Mosé renunció a perseguir a los fugitivos. Sus hombres estaban ya demasiado agotados, pues los combates habían durado más de seis horas. Pronto Ra subiría a la barca de la noche y cruzaría sus reinos secretos. De pronto estalló un clamor de victoria, proferido por los miles de guerreros vencedores, mientras el enemigo derrotado huía hacia el sur. Exhausto, con los músculos doloridos y la piel pegajosa de sangre rival, Mosé recorrió el campo de batalla junto con sus fieles compañeros y el general Zehuti.
El canto de victoria se calmó y dejó paso a las quejas de los heridos, nubios o egipcios, unidos todos en la misma angustia. Siguiendo la tradición, cortaron la mano derecha de cada enemigo muerto, para que los escribas pudieran contabilizar a los muertos. Así se formaron por todas partes unos amontonamientos macabros que expandían un olor acre y repugnante. Los prisioneros más gravemente heridos fueron rematados. Los demás fueron encadenados y conducidos a Yeb, de donde partirían hacia las minas de oro. En cuanto a los jefes, se les arrojó sin piedad a la hoguera. El salvajismo que habían demostrado sus víctimas no incitó a Mosé a la clemencia. Además, al interrogarlos, se dio cuenta de que tenía frente a él a algunos de los cabecillas de las bandas de saqueadores.
Mosé debería haberse sentido dichoso. Había desbaratado la trampa de su padre y había conseguido una magnífica victoria. Había demostrado su valor y coraje. Sus guerreros se inclinaban ante él con respeto, reconociéndolo como su auténtico jefe. Incluso el general Zehuti lo miraba de otra manera. Aquel triunfo era un nuevo paso hacia su ascenso al trono de Egipto.
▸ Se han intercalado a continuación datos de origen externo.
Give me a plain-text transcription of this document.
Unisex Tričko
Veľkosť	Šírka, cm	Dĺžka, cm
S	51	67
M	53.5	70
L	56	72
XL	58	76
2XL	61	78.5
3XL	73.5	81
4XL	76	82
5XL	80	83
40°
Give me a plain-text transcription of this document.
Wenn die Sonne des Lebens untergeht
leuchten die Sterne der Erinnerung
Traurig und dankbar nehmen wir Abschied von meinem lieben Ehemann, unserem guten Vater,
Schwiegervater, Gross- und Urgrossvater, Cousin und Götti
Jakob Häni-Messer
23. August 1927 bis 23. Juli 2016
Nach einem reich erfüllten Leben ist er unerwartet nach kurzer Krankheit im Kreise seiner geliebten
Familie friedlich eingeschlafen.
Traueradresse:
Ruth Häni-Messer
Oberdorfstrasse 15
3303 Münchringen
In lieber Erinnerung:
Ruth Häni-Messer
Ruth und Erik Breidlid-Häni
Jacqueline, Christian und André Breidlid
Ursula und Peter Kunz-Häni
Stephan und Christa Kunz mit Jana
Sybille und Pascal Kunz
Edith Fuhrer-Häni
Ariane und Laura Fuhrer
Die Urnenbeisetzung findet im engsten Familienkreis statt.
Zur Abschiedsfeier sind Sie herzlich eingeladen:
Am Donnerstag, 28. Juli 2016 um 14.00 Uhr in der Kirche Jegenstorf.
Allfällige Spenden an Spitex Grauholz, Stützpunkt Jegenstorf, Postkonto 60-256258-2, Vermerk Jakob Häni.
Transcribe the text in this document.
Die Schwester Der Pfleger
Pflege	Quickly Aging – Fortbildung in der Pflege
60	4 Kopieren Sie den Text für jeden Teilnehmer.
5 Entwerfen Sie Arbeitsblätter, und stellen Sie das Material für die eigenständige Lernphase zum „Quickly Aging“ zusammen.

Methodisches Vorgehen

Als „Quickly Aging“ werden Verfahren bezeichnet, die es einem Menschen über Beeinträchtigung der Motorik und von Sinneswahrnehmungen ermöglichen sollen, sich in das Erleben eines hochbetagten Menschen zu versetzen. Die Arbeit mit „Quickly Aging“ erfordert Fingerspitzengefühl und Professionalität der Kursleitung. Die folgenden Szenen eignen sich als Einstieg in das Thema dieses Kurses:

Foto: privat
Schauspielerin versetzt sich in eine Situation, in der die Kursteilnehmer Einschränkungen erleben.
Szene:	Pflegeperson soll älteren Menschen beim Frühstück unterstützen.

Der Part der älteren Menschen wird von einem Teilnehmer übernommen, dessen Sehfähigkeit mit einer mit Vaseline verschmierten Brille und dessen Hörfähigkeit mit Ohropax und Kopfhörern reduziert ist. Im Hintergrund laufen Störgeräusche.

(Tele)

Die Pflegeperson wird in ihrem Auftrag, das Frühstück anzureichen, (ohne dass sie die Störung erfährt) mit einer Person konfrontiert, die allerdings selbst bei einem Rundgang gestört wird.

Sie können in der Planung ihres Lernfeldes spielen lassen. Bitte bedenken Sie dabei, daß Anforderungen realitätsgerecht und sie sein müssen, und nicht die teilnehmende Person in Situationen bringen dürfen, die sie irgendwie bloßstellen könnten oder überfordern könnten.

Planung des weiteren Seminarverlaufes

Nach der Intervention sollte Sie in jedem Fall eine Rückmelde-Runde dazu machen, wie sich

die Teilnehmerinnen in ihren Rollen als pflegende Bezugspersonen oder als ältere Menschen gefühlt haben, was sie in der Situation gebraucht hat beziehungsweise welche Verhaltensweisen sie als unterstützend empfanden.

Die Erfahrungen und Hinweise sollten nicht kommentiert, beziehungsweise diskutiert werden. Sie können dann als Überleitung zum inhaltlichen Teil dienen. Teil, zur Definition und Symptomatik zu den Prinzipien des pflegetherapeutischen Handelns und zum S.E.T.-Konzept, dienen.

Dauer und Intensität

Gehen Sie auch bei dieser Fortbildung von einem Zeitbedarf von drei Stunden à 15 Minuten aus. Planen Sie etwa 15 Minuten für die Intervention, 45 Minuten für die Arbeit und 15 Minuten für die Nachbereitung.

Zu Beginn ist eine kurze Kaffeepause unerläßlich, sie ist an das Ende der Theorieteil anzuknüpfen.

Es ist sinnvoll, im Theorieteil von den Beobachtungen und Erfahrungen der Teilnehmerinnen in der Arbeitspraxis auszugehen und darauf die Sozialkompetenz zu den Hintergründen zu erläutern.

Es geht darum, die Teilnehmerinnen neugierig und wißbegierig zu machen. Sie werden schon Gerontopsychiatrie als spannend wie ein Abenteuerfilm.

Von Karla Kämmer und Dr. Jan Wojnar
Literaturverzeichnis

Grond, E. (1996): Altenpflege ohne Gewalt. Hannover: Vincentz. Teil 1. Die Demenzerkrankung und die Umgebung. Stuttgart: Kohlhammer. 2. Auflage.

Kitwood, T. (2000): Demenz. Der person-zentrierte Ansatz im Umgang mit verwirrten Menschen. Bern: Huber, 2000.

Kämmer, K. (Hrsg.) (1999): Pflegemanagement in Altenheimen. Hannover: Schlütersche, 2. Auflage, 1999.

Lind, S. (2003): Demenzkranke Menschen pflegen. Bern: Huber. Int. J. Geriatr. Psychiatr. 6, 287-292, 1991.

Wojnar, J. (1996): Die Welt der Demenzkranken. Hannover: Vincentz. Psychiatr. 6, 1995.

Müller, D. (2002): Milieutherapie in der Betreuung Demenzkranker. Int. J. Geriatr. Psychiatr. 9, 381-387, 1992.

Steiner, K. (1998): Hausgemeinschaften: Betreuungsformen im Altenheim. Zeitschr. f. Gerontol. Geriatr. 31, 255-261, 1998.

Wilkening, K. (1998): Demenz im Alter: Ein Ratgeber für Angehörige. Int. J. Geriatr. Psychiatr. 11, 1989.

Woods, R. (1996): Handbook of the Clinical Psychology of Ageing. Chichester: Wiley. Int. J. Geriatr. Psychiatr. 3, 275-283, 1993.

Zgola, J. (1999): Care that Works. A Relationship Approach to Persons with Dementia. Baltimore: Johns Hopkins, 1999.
Sin embargo, una oscura desazón se apoderó de él. No podía apartar la mirada de sus soldados heridos o muertos. Se demoró en el cuerpo de un joven al que se estaban llevando. Recordaba su nombre: Jaseb. Era un campesino del nomo de Tanis. Le había enseñado personalmente a tirar al arco. Tenía aptitudes para llegar a ser un excelente arquero. Mosé recordó que por la noche, cuando por fin los hombres se detenían para compartir el pan y la cerveza, le gustaba contar historias de su país, leyendas o chistes llenos de gracia. Mosé suspiró. Jaseb no era más que un campesino, destinado a obedecer. El joven príncipe pensó por un momento que él también habría podido nacer campesino; no habría tenido más derecho que el de obedecer órdenes y morir en un combate que él no habría decidido. La victoria que acababa de conseguir le dejaba un amargo sabor en la boca.
No obstante, se esforzó en no mostrar su malestar a sus compañeros, que exhibían caras de vencedores. Los combates no habían terminado. Al día siguiente tendrían que salir tras el enemigo.